Les 5 signaux qui indiquent qu'il vous faut du sur-mesure

  1. Vous avez plus de trois exports Excel « de contournement ». Quand vos équipes sortent les données de l'outil pour travailler à côté, c'est que l'outil ne modélise pas votre réalité : ce sont exactement les signaux qu'Excel a atteint ses limites.
  2. Vous payez des modules que personne n'utilise, alors qu'il manque la seule fonctionnalité dont tout le monde a besoin. Les éditeurs génériques conçoivent pour la moyenne du marché, pas pour vous.
  3. La double saisie est devenue un poste de travail. Ressaisir les commandes du logiciel A dans le logiciel B, tous les jours, c'est un salaire annuel dépensé à compenser un défaut d'outillage.
  4. Votre process est votre différenciation. Si votre façon de traiter un dossier, un chantier ou un client est ce qui vous fait gagner face à la concurrence, la couler dans le moule d'un outil générique revient à y renoncer.
  5. L'éditeur ne vous répond plus. Vous êtes trop petit pour peser sur sa roadmap. Vos demandes d'évolution partent dans un backlog mondial dont elles ne sortiront jamais.

Le vrai comparatif de coûts (sur 3 ans, pas sur 1 mois)

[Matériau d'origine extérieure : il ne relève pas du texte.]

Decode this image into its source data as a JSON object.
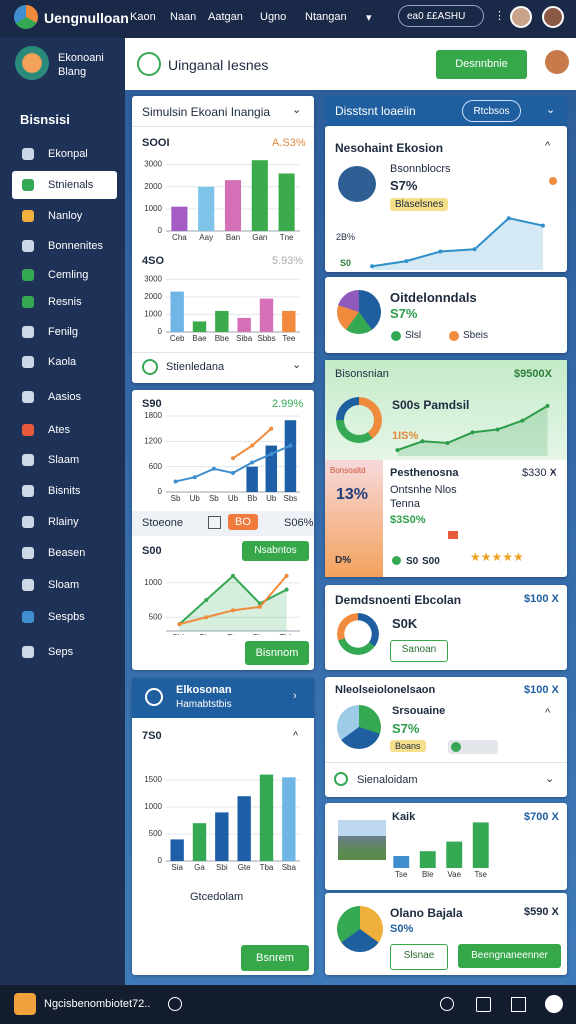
{
  "top_bar": {
    "brand": "Uengnulloan",
    "nav": [
      "Kaon",
      "Naan",
      "Aatgan",
      "Ugno",
      "Ntangan"
    ],
    "search": "ea0 ££ASHU"
  },
  "sidebar": {
    "brand": [
      "Ekonoani",
      "Blang"
    ],
    "heading": "Bisnsisi",
    "items": [
      "Ekonpal",
      "Stnienals",
      "Nanloy",
      "Bonnenites",
      "Cemling",
      "Resnis",
      "Fenilg",
      "Kaola",
      "Aasios",
      "Ates",
      "Slaam",
      "Bisnits",
      "Rlainy",
      "Beasen",
      "Sloam",
      "Sespbs",
      "Seps"
    ]
  },
  "header": {
    "title": "Uinganal Iesnes",
    "button": "Desnnbnie"
  },
  "left": {
    "card1": {
      "title": "Simulsin Ekoani Inangia",
      "chart_a": {
        "type": "bar",
        "headline": "SOOI",
        "change": "A.S3%",
        "categories": [
          "Cha",
          "Aay",
          "Ban",
          "Gan",
          "Tne"
        ],
        "series": [
          {
            "colors": [
              "#a45cc4",
              "#7ec3e8",
              "#d46fb8",
              "#3aaa4a",
              "#3aaa4a"
            ],
            "values": [
              1100,
              2000,
              2300,
              3200,
              2600
            ]
          }
        ],
        "ylim": [
          0,
          3300
        ],
        "yticks": [
          0,
          1000,
          2000,
          3000
        ],
        "grid": true
      },
      "chart_b": {
        "type": "bar",
        "headline": "4SO",
        "change": "5.93%",
        "categories": [
          "Ceb",
          "Bae",
          "Bbe",
          "Siba",
          "Sbbs",
          "Tee"
        ],
        "series": [
          {
            "colors": [
              "#6fb6e6",
              "#3aaa4a",
              "#3aaa4a",
              "#d46fb8",
              "#d46fb8",
              "#f08a3c"
            ],
            "values": [
              2300,
              600,
              1200,
              800,
              1900,
              1200
            ]
          }
        ],
        "ylim": [
          0,
          3300
        ],
        "yticks": [
          0,
          1000,
          2000,
          3000
        ],
        "grid": true
      },
      "footer": "Stienledana"
    },
    "card2": {
      "chart": {
        "type": "combo",
        "headline": "S90",
        "change": "2.99%",
        "categories": [
          "Sb",
          "Ub",
          "Sb",
          "Ub",
          "Bb",
          "Ub",
          "Sbs"
        ],
        "series": [
          {
            "color": "#1f5fa8",
            "values": [
              null,
              null,
              null,
              null,
              600,
              1100,
              1700
            ]
          },
          {
            "color": "#3f8fd0",
            "values": [
              250,
              350,
              550,
              450,
              700,
              900,
              1100
            ]
          },
          {
            "color": "#f08a3c",
            "values": [
              null,
              null,
              null,
              800,
              1100,
              1500,
              null
            ]
          }
        ],
        "ylim": [
          0,
          1800
        ],
        "yticks": [
          0,
          600,
          1200,
          1800
        ],
        "grid": true
      },
      "row": [
        "Stoeone",
        "BO",
        "S06%"
      ]
    },
    "card3": {
      "headline": "S00",
      "button": "Nsabntos",
      "chart": {
        "type": "line",
        "area": true,
        "categories": [
          "Sbb",
          "Sba",
          "Bts",
          "Sbe",
          "Tbb"
        ],
        "series": [
          {
            "color": "#34a853",
            "values": [
              400,
              750,
              1100,
              700,
              900
            ]
          },
          {
            "color": "#f08a3c",
            "values": [
              400,
              500,
              600,
              650,
              1100
            ]
          }
        ],
        "ylim": [
          300,
          1200
        ],
        "yticks": [
          500,
          1000
        ],
        "grid": true
      },
      "footer_button": "Bisnnom"
    },
    "card4": {
      "title": "Elkosonan",
      "subtitle": "Hamabtstbis",
      "headline": "7S0",
      "chart": {
        "type": "bar",
        "categories": [
          "Sia",
          "Ga",
          "Sbi",
          "Gte",
          "Tba",
          "Sba"
        ],
        "series": [
          {
            "colors": [
              "#1f5fa8",
              "#34a853",
              "#1f5fa8",
              "#1f5fa8",
              "#34a853",
              "#6fb6e6"
            ],
            "values": [
              400,
              700,
              900,
              1200,
              1600,
              1550
            ]
          }
        ],
        "ylim": [
          0,
          2000
        ],
        "yticks": [
          0,
          500,
          1000,
          1500
        ],
        "grid": true
      },
      "chart_title": "Gtcedolam",
      "button": "Bsnrem"
    }
  },
  "right": {
    "bar": {
      "title": "Disstsnt loaeiin",
      "button": "Rtcbsos"
    },
    "card1": {
      "title": "Nesohaint Ekosion",
      "name": "Bsonnblocrs",
      "percent": "S7%",
      "badge": "Blaselsnes",
      "axis_labels": [
        "2B%",
        "S0"
      ],
      "chart": {
        "type": "line",
        "area": true,
        "categories": [
          null,
          null,
          null,
          null,
          null,
          null
        ],
        "series": [
          {
            "color": "#2f8fc8",
            "values": [
              5,
              12,
              25,
              28,
              70,
              60
            ]
          }
        ],
        "ylim": [
          0,
          100
        ]
      }
    },
    "card2": {
      "title": "Oitdelonndals",
      "percent": "S7%",
      "legend": [
        "Slsl",
        "Sbeis"
      ]
    },
    "card3": {
      "title": "Bisonsnian",
      "amount": "$9500X",
      "name": "S00s Pamdsil",
      "percent": "1IS%",
      "chart": {
        "type": "line",
        "area": true,
        "categories": [
          null,
          null,
          null,
          null,
          null,
          null,
          null
        ],
        "series": [
          {
            "color": "#2e9d4a",
            "values": [
              10,
              25,
              22,
              40,
              45,
              60,
              85
            ]
          }
        ],
        "ylim": [
          0,
          100
        ]
      }
    },
    "card4": {
      "tag": "Bonsoaltd",
      "big": "13%",
      "small": "D%",
      "title": "Pesthenosna",
      "lines": [
        "Ontsnhe Nlos",
        "Tenna"
      ],
      "percent": "$3S0%",
      "amount": "$330 X",
      "footer": [
        "S0",
        "S00"
      ]
    },
    "card5": {
      "title": "Demdsnoenti Ebcolan",
      "amount": "$100 X",
      "value": "S0K",
      "button": "Sanoan"
    },
    "card6": {
      "title": "Nleolseiolonelsaon",
      "amount": "$100 X",
      "name": "Srsouaine",
      "percent": "S7%",
      "badge": "Boans",
      "footer": "Sienaloidam"
    },
    "card7": {
      "title": "Kaik",
      "amount": "$700 X",
      "chart": {
        "type": "bar",
        "categories": [
          "Tse",
          "Ble",
          "Vae",
          "Tse"
        ],
        "series": [
          {
            "colors": [
              "#3f8fd0",
              "#34a853",
              "#34a853",
              "#34a853"
            ],
            "values": [
              250,
              350,
              550,
              950
            ]
          }
        ],
        "ylim": [
          0,
          1000
        ]
      }
    },
    "card8": {
      "title": "Olano Bajala",
      "amount": "$590 X",
      "percent": "S0%",
      "buttons": [
        "Slsnae",
        "Beengnaneenner"
      ]
    }
  },
  "bottom_bar": {
    "text": "Ngcisbenombiotet72.."
  }
}
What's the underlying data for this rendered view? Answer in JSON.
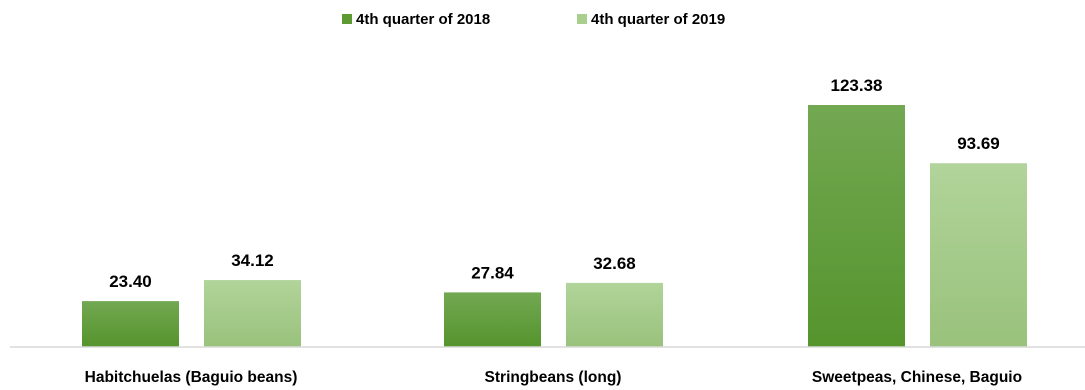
{
  "chart_data": {
    "type": "bar",
    "title": "",
    "xlabel": "",
    "ylabel": "",
    "categories": [
      "Habitchuelas (Baguio beans)",
      "Stringbeans (long)",
      "Sweetpeas, Chinese, Baguio"
    ],
    "series": [
      {
        "name": "4th quarter of 2018",
        "values": [
          23.4,
          27.84,
          123.38
        ],
        "labels": [
          "23.40",
          "27.84",
          "123.38"
        ],
        "color": "#5e9a34"
      },
      {
        "name": "4th quarter of 2019",
        "values": [
          34.12,
          32.68,
          93.69
        ],
        "labels": [
          "34.12",
          "32.68",
          "93.69"
        ],
        "color": "#a9cf8e"
      }
    ],
    "ylim": [
      0,
      130
    ],
    "grid": false,
    "legend": "top-center",
    "data_labels": true
  }
}
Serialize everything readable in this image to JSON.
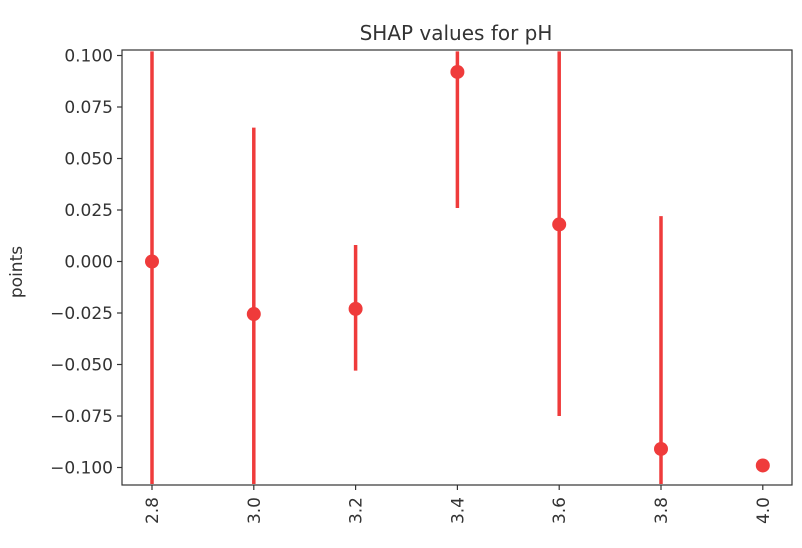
{
  "chart_data": {
    "type": "scatter",
    "title": "SHAP values for pH",
    "xlabel": "",
    "ylabel": "points",
    "x_ticks": [
      "2.8",
      "3.0",
      "3.2",
      "3.4",
      "3.6",
      "3.8",
      "4.0"
    ],
    "y_ticks": [
      "0.100",
      "0.075",
      "0.050",
      "0.025",
      "0.000",
      "−0.025",
      "−0.050",
      "−0.075",
      "−0.100"
    ],
    "xlim": [
      2.8,
      4.0
    ],
    "ylim": [
      -0.108,
      0.102
    ],
    "grid": false,
    "color": "#ef3b3b",
    "points": [
      {
        "x": 2.8,
        "y": 0.0,
        "err_low": -0.108,
        "err_high": 0.102
      },
      {
        "x": 3.0,
        "y": -0.0255,
        "err_low": -0.108,
        "err_high": 0.065
      },
      {
        "x": 3.2,
        "y": -0.023,
        "err_low": -0.053,
        "err_high": 0.008
      },
      {
        "x": 3.4,
        "y": 0.092,
        "err_low": 0.026,
        "err_high": 0.102
      },
      {
        "x": 3.6,
        "y": 0.018,
        "err_low": -0.075,
        "err_high": 0.102
      },
      {
        "x": 3.8,
        "y": -0.091,
        "err_low": -0.108,
        "err_high": 0.022
      },
      {
        "x": 4.0,
        "y": -0.099,
        "err_low": -0.099,
        "err_high": -0.099
      }
    ]
  }
}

Le bon comparatif se fait sur le coût total de trois ans d'usage, pas sur le prix affiché du premier mois. L'erreur classique est de comparer l'abonnement mensuel du logiciel du marché au devis du sur-mesure :

  • Marché : abonnement × utilisateurs × 36 mois, plus les modules additionnels, plus le temps perdu en contournements (le poste le plus lourd et le plus invisible), plus l'intégrateur si l'outil doit être adapté.
  • Sur mesure : un investissement initial, puis une maintenance annuelle maîtrisée. Pas de coût par utilisateur, pas de module surprise. Et un outil qui épouse le process au lieu de le tordre.

À partir d'une dizaine d'utilisateurs quotidiens et d'un process spécifique, la bascule se fait souvent bien avant les trois ans. En dessous, l'outil du marché reste souvent imbattable, et on vous le dira.

Les cas où le sur-mesure est une mauvaise idée

Par honnêteté : ne faites pas développer si votre besoin est couvert à 95 % par un outil éprouvé, si votre process n'est pas encore stabilisé (un logiciel fige ce qu'il modélise), ou si personne en interne ne portera l'outil. Un logiciel sur mesure sans référent métier côté client est un logiciel mort en six mois.

Comment on tranche, concrètement

Chez Cloudyva, la décision se prend pendant le cadrage : un atelier dans votre entreprise, à Montpellier ou dans la région, pour cartographier le besoin réel, pas le besoin supposé. Un tiers de nos cadrages conclut qu'un outil du marché suffit. C'est une bonne nouvelle pour vous, et pour nous : on ne construit que des logiciels qui se justifient.

Vous hésitez pour votre propre outillage ? Décrivez-nous la douleur en quelques lignes, on vous répond sous 24 h avec un avis franc.

Questions fréquentes

Quand faut-il choisir un logiciel sur mesure plutôt qu'un logiciel du marché ?

Quand votre process est votre différenciation et que l'outil générique ne modélise plus votre réalité : plus de trois exports Excel de contournement, double saisie quotidienne, modules payés mais inutilisés, éditeur qui ne répond plus. Si votre besoin est banal (comptabilité, paie, e-mails), l'outil du marché reste le bon calcul.

Un logiciel sur mesure coûte-t-il plus cher qu'un abonnement à un logiciel du marché ?

Au départ, oui. Mais la comparaison honnête se fait sur trois ans : abonnement multiplié par le nombre d'utilisateurs et 36 mois, plus les modules additionnels et le temps perdu en contournements, contre un investissement initial et une maintenance annuelle maîtrisée. À partir d'une dizaine d'utilisateurs quotidiens et d'un process spécifique, la bascule se fait souvent avant les trois ans.

Dans quels cas le développement sur mesure est-il une mauvaise idée ?

Si un outil éprouvé couvre déjà 95 % de votre besoin, si votre process n'est pas encore stabilisé, ou si personne en interne ne portera l'outil : un logiciel sur mesure sans référent métier côté client est un logiciel mort en six mois. Chez Cloudyva, un tiers des cadrages conclut d'ailleurs qu'un outil du marché suffit.